In 1873 kwam de boerderij op naam van Wilhelmus van Woerkum (geb. 27-4-1841 te Eersel, overl. 14-6-1914 te Eersel), een metselaar, die getrouwd was met Johanna Hooijen (geb. 17-7-1842 te Eersel, overl. 19-1-1949 te Eersel), de dochter van Wilhelmina en Theodorus Hooijen.
In juli 1896 slaat het noodlot toe, de bliksem slaat in de schoorsteen en de boerderij brandt af. In 1897 wordt de boerderij herbouwd, maar op een iets andere plaats. Dat is in grote lijnen de boerderij zoals we die nu kennen. Na het overlijden van Wilhelmus in 1914 komt de boerderij in 1917 op naam van de zoon Theodorus van Woerkum (geb. 8-5-1886 te Eersel, overl. 21-8-1969 te Eindhoven). In 1942 is sprake in de kadastrale registers sprake van ‘vernieuwing’, maar het is niet duidelijk wat dat precies heeft omvat. In 1953 wordt een deel van het perceel afgesplitst om er een aparte woning op te bouwen voor Theodorus die dan al weduwnaar is. De boerderij komt dan op naam van de zoon Johannes Petrus van Woerkum (geb. 24-11-1920 te Eersel, overl. 9-7-1988 te Eersel). In 1960 wordt er nog wat bijgebouwd en een jaar later wordt er nog wat verbouwd. In 1974 wordt de boerderij verkocht aan de gemeente Eersel.[2]
Die weet aanvankelijk geen raad met de boerderij, omdat er nogal wat achterstallig onderhoud aan is. Museum Kempenland uit Eindhoven zocht uitbreiding in de regio en bovendien groeide de oudheidkamer op de zolder van het gemeentehuis aan de Markt ook uit zijn voegen. Na wat wikken en wegen werd uiteindelijk besloten om in de boerderij een museum te vestigen. In 1980 werd Kempenmuseum De Acht Zaligheden geopend en er volgden in de loop der jaren nog enkele opknapbeurten en uitbreidingen.[3]
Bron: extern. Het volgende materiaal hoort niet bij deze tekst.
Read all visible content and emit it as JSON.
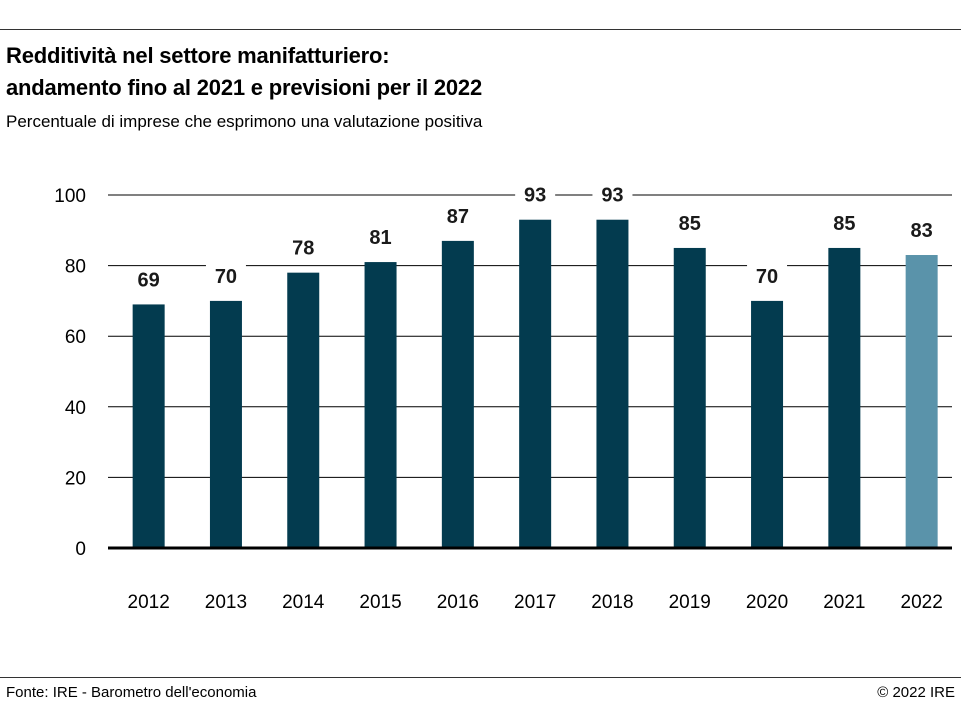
{
  "title_line1": "Redditività nel settore manifatturiero:",
  "title_line2": "andamento fino al 2021 e previsioni per il 2022",
  "subtitle": "Percentuale di imprese che esprimono una valutazione positiva",
  "source": "Fonte: IRE - Barometro dell'economia",
  "copyright": "© 2022 IRE",
  "colors": {
    "bar": "#033b4f",
    "forecast": "#5a93aa",
    "grid": "#000000"
  },
  "chart_data": {
    "type": "bar",
    "categories": [
      "2012",
      "2013",
      "2014",
      "2015",
      "2016",
      "2017",
      "2018",
      "2019",
      "2020",
      "2021",
      "2022"
    ],
    "values": [
      69,
      70,
      78,
      81,
      87,
      93,
      93,
      85,
      70,
      85,
      83
    ],
    "forecast_index": 10,
    "ylim": [
      0,
      100
    ],
    "yticks": [
      0,
      20,
      40,
      60,
      80,
      100
    ],
    "grid": true,
    "data_labels": true
  }
}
WaarderingHet object heeft architectuurhistorische waarde
- als goed voorbeeld in in- en exterieur van een boerderij van het langgeveltype uit 1897, waarvan de gevelindeling is gereconstrueerd;
- vanwege het in stijl gereconstrueerde woninginterieur (museale waarde).
Het object heeft stedenbouwkundige waarde
- vanwege de ensemblewaarde die het hoofdgebouw heeft met de bijgebouwen, de erfaanleg en de beplanting;
- als onderdeel van de historisch gegroeide kern van Eersel: de boerderij houdt ter plaatse de herinnering levend aan de oorspronkelijke landschappelijke omgeving.
Het object heeft cultuurhistorische waarde
- als streekmuseum “De Acht Zaligheden”, betreffende de leef- en werkomstandigheden van de Brabantse boer in de negentiende en twintigste eeuw.[4]
Kapelweg 2 in 1981, nog vóór dat het een museum werd. Foto Wies van Leeuwen, collectie BHIC, nr. PNB001016210.
Foto Winfried Thijssen (2023-04).
Voetnoten[1] Beschrijving uit Omschrijving monumenten door Gelders genootschap, datum omschrijving december 1996, met kleine aanpassingen, o.a. van het bouwjaar.
[2] Uit gegevens van het kadaster, gemeente Eersel, sectie F, 1832-1980, aangevuld met gegevens uit de burgerlijke stand van de gemeente Eersel, RHCE aangevuld met informatie uit de Provinciale Noordbrabantsche en ’s Hertogenbossche courant van 8-8-1894 en 9-8-1895 en De Peel- en Kempenbode, van 29 juli 1896.
[3] A. Dams e.a., ”Drie Zaligheden, Eersel Duizel Steensel”, De Kempen Pers, Hapert, 1989, p.363-369.
[4] Waardering uit Omschrijving monumenten door Gelders genootschap, datum omschrijving december 1996, met aanpassing van het bouwjaar.